Twee minuten later dan gisteren. Ze zet haar auto in de achteruit, parkeert in, schuin. Ze heeft een krap vak gekozen, waarom niet de plek die ze altijd neemt. De portier opent, ze zet haar linkerbeen buiten, ik zie haar hoge hak, ze schuift haar billen linksom. Ze heeft vast dat roze jurkje aan.
Als een slang wurmt ze zich uit haar auto, die is te laag en past niet bij haar. Ik zou haar een Mini Cooper cadeau willen geven. Ze draagt niet het jurkje maar een zwart pak dat ik nooit eerder heb gezien. Haar blonde haren zijn losjes opgestoken. Ik houd van deze nonchalante look, alsof we op een zondagochtend net uit bed zijn gekomen. Vandaag heeft ze een extra tas om haar schouder.
Ik open mijn auto, pak mijn aktetas van de achterbank, doe of ik een laatste slok koffie neem, trek aan de ceintuur mijn pantalon omhoog. Ze loopt het parkeerterrein over, richting doorgaande weg. Nu kan ik.
Kijk uit voor de auto links, die rijdt te snel! Een blik naar rechts, dan pas naar links, ze laat de auto voor, neemt het zebrapad. Ik versnel om het stoplicht bij het volgende kruispunt te halen, bij een groene golf kom ik te ver op haar achter.
Het stoplicht blijft lang op rood. Alleen naast haar is een vrije plek, daar schrik ik van, dat had ik niet ingecalculeerd. Black Opium, ik zou mijn neus in haar hals willen planten. Voorzichtig kijk ik om. ‘Goedemorgen,’ zeg ik – te zacht, ze kijkt me verbaasd aan, ik draai mijn hoofd weg.

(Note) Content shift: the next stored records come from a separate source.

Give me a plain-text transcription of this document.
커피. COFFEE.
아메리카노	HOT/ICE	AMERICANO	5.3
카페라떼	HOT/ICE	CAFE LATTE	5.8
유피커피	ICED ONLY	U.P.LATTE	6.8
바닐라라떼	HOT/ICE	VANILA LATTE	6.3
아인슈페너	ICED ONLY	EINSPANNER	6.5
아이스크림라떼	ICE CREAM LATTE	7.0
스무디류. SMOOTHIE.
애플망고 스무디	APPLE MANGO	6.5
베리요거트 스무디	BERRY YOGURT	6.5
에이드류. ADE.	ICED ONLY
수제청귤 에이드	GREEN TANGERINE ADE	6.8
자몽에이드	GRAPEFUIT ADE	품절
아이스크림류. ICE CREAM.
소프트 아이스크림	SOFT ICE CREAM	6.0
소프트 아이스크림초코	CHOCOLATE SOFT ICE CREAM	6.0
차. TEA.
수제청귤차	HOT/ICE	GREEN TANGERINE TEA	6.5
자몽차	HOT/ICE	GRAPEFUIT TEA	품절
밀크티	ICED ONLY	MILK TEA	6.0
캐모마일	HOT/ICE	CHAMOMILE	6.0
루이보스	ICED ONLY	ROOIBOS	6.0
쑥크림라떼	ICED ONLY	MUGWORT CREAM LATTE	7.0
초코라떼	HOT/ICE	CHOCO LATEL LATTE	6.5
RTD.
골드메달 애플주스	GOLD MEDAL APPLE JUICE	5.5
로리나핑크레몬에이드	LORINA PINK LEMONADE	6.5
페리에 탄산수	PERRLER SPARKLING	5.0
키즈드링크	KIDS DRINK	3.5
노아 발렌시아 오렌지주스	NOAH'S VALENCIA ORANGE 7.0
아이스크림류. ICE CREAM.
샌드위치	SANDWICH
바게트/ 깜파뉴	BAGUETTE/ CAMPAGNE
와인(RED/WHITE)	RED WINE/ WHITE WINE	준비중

Bij groen moet ik mijn pas inhouden. Haar billen komen goed uit. Van welke stof is het pak? Het valt mooi om haar lichaam. En het open streepje dat vanaf haar nek tot net onder haar schouders loopt maakt het af. Misschien te sexy voor kantoor, zo trekt ze bekijks.
Ze loopt onder de bomen door, ik wil roepen om de vogels te verjagen, er valt hier nog wel eens poep naar beneden. Ze rommelt in haar tas, loopt met de sleutelbos in haar handen naar de glazen pui.
Ik wacht even. Dan loop ik langs zoals iedere dag, kijk naar binnen, zoek haar.